Apesar disso, nunca achei que os
veria pessoalmente. Quando eles vieram para o Brasil pela terceira vez, em
1999, tinha acabado de conhecê-los. Aliás, foi um cartaz anunciando aquele show
da Psycho Circus Tour, na antiga
revista Showbiz (que acho que nem
existe mais), que me encantou. Ficava olhando aqueles personagens que variavam,
dependendo do ângulo, entre palhaços (no bom sentido) e demoníacos, e dizia
para mim mesmo: “preciso saber quem são esses caras”. Depois de muitas idas e
vindas (deles e minha), o Kiss retornou ao Brasil em 2009. No entanto, a falta
de $$, mais os compromissos acadêmicos do mestrado que eu fazia à época,
abortaram minha chance de vê-los. Sinceramente, já tinha desencanado da
possibilidade de ir a um show – afinal, nunca se sabe até quando vai o fôlego
de uma banda quase quarentona –, quando eles anunciaram um novo disco para
2012, Monster, e uma turnê que passaria por essas bandas. Depois de ouvi-lo e
aprová-lo, só poderia comprar meu ingresso para o show de Sampa e, quase sem
querer, realizar um velho sonho adolescente – mesmo que não tenha oportunidade
de conhecer um de meus integrantes preferidos, o guitarrista Ace Frehley, que infelizmente não está mais na banda.

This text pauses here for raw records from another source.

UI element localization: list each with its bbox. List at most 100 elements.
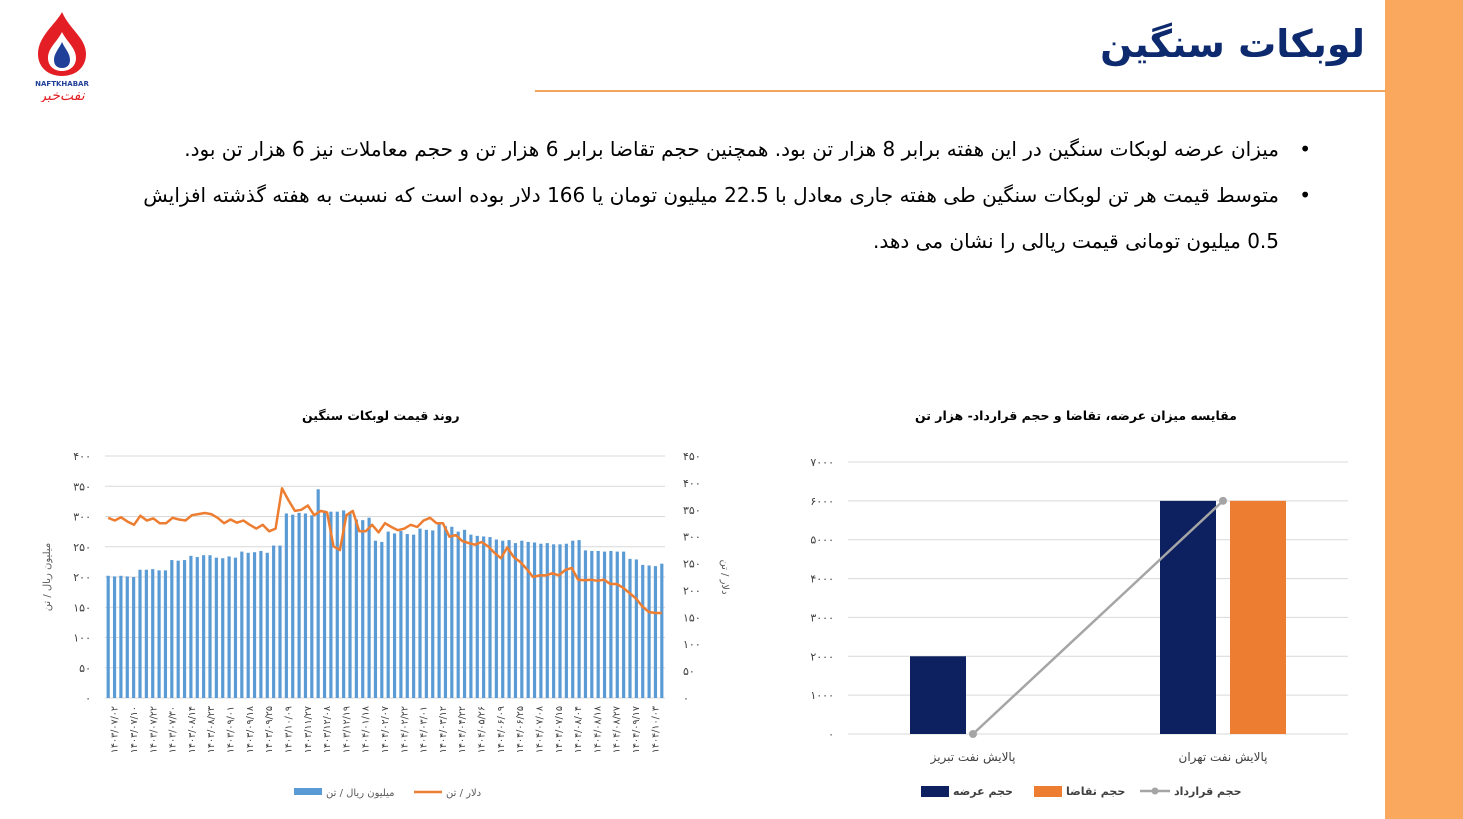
price-bar (278, 545, 282, 698)
price-bar (628, 558, 632, 698)
y2-tick-label: ۱۵۰ (683, 611, 701, 624)
price-bar (189, 555, 193, 698)
y-axis-title: میلیون ریال / تن (42, 543, 53, 611)
price-bar (494, 539, 498, 698)
accent-side-bar (1385, 0, 1463, 819)
price-bar (284, 513, 288, 698)
price-bar (392, 533, 397, 698)
x-tick-label: ۱۴۰۴/۰۶/۰۹ (496, 706, 507, 753)
price-bar (545, 543, 549, 698)
y-tick-label: ۲۰۰ (73, 571, 91, 584)
naftkhabar-logo: NAFTKHABAR نفت‌خبر (26, 10, 98, 104)
price-bar (653, 566, 658, 698)
price-bar (482, 536, 486, 698)
x-tick-label: ۱۴۰۴/۰۸/۲۷ (612, 706, 623, 753)
x-tick-label: ۱۴۰۴/۰۴/۲۲ (457, 706, 468, 753)
x-tick-label: ۱۴۰۴/۰۱/۱۸ (361, 706, 372, 753)
bullet-item: • متوسط قیمت هر تن لوبکات سنگین طی هفته … (131, 172, 1311, 264)
price-bar (501, 540, 505, 698)
x-tick-label: ۱۴۰۳/۱۲/۱۹ (341, 706, 352, 753)
price-bar (297, 512, 301, 698)
y-tick-label: ۳۰۰ (73, 511, 91, 524)
price-bar (138, 569, 142, 698)
price-bar (571, 540, 575, 698)
price-bar (437, 522, 441, 698)
x-tick-label: ۱۴۰۴/۰۸/۱۸ (592, 706, 603, 753)
y2-tick-label: ۵۰ (683, 665, 695, 678)
x-tick-label: ۱۴۰۴/۰۶/۲۵ (515, 706, 526, 753)
price-bar (106, 575, 110, 698)
x-tick-label: ۱۴۰۴/۰۲/۰۷ (380, 706, 391, 753)
price-bar (252, 552, 257, 698)
price-bar (151, 569, 155, 698)
price-bar (214, 557, 218, 698)
price-bar (577, 540, 581, 698)
logo-text: NAFTKHABAR (35, 80, 89, 88)
price-bar (132, 577, 136, 698)
bullet-text: متوسط قیمت هر تن لوبکات سنگین طی هفته جا… (143, 183, 1279, 253)
price-bar (602, 551, 607, 698)
contract-volume-line (972, 499, 1224, 735)
y2-tick-label: ۱۰۰ (683, 638, 701, 651)
price-bar (647, 565, 651, 698)
legend-label: میلیون ریال / تن (326, 788, 394, 799)
price-bar (125, 576, 129, 698)
price-bar (596, 550, 600, 698)
price-bar (660, 563, 664, 698)
x-tick-label: ۱۴۰۴/۰۸/۰۴ (573, 706, 584, 753)
y2-tick-label: ۳۰۰ (683, 531, 701, 544)
y-tick-label: ۰ (828, 728, 834, 741)
x-tick-label: ۱۴۰۳/۰۹/۲۵ (264, 706, 275, 753)
y-tick-label: ۰ (85, 692, 91, 705)
price-bar (462, 529, 467, 698)
bullet-list: • میزان عرضه لوبکات سنگین در این هفته بر… (131, 126, 1311, 264)
price-bar (119, 575, 123, 698)
x-tick-label: ۱۴۰۴/۰۷/۱۵ (554, 706, 565, 753)
bullet-text: میزان عرضه لوبکات سنگین در این هفته براب… (184, 137, 1279, 161)
price-bar (513, 543, 518, 698)
y-tick-label: ۲۰۰۰ (810, 650, 834, 663)
price-bar (176, 560, 180, 698)
y2-tick-label: ۳۵۰ (683, 504, 701, 517)
price-bar (195, 557, 199, 698)
y-tick-label: ۴۰۰۰ (810, 573, 834, 586)
x-tick-label: ۱۴۰۳/۰۸/۲۳ (206, 706, 217, 753)
legend-label: حجم قرارداد (1174, 785, 1242, 798)
price-bar (316, 489, 320, 698)
price-bar (520, 540, 524, 698)
demand-bar (1230, 500, 1286, 734)
legend-swatch-volume-marker (1151, 787, 1159, 795)
y-tick-label: ۱۰۰ (73, 632, 91, 645)
legend-swatch-demand (1034, 786, 1062, 797)
legend-label: حجم تقاضا (1066, 785, 1125, 798)
y-tick-label: ۷۰۰۰ (810, 456, 834, 469)
x-tick-label: ۱۴۰۳/۰۷/۱۰ (129, 706, 140, 753)
legend-swatch-supply (921, 786, 949, 797)
x-tick-label: ۱۴۰۴/۰۳/۰۱ (419, 706, 430, 753)
y-tick-label: ۲۵۰ (73, 541, 91, 554)
x-tick-label: ۱۴۰۳/۱۱/۲۷ (303, 706, 314, 753)
x-tick-label: ۱۴۰۴/۰۷/۰۸ (534, 706, 545, 753)
supply-bar (910, 656, 966, 734)
price-bar (399, 531, 403, 698)
x-tick-label: ۱۴۰۴/۰۹/۱۷ (631, 706, 642, 753)
price-bar (163, 570, 168, 698)
x-tick-label: ۱۴۰۴/۰۵/۲۶ (477, 706, 488, 753)
y-tick-label: ۳۵۰ (73, 480, 91, 493)
price-bar (583, 550, 588, 698)
price-trend-svg: ۰ ۵۰ ۱۰۰ ۱۵۰ ۲۰۰ ۲۵۰ ۳۰۰ ۳۵۰ ۴۰۰ ۰ ۵۰ ۱۰۰ ۱۵۰ ۲۰۰ ۲۵۰ ۳… (42, 450, 730, 799)
chart-title: مقایسه میزان عرضه، تقاضا و حجم قرارداد- … (915, 408, 1237, 423)
price-bar (202, 555, 206, 698)
usd-price-line (107, 487, 662, 615)
x-tick-label: ۱۴۰۳/۰۷/۲۲ (148, 706, 159, 753)
y-tick-label: ۱۰۰۰ (810, 689, 834, 702)
price-bar (291, 514, 295, 698)
page-title: لوبکات سنگین (1100, 22, 1365, 66)
x-category-label: پالایش نفت تبریز (930, 750, 1016, 765)
x-tick-label: ۱۴۰۴/۰۲/۲۲ (399, 706, 410, 753)
x-tick-label: ۱۴۰۳/۱۰/۰۹ (283, 706, 294, 753)
y-tick-label: ۶۰۰۰ (810, 495, 834, 508)
price-bar (144, 569, 148, 698)
price-bar (539, 543, 543, 698)
price-bar (552, 544, 556, 698)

Enfim, muita coisa aconteceu
desde aquele sábado à noite. Muita mesmo. Mas, de alguma forma, um pouco do que
sou hoje, e mesmo daquilo que desejo e sonho (para mim e para o mundo), ainda devo
à influência inesperada daquela banda norte-americana de rock alegre e
descompromissado. Por isso, toda vez que me pego ouvindo alguma música do Kiss,
para além das memórias que muitas me trazem, não posso deixar de gritar bem
alto, mesmo que seja só dentro da minha cabeça: “obrigado”.
A seguir, um vídeo devastador de
“Shout it out loud”, abrindo o primeiro show da Reunion tour, turnê que marcou a volta da formação original da
banda, em 1996 (e durou até 2002).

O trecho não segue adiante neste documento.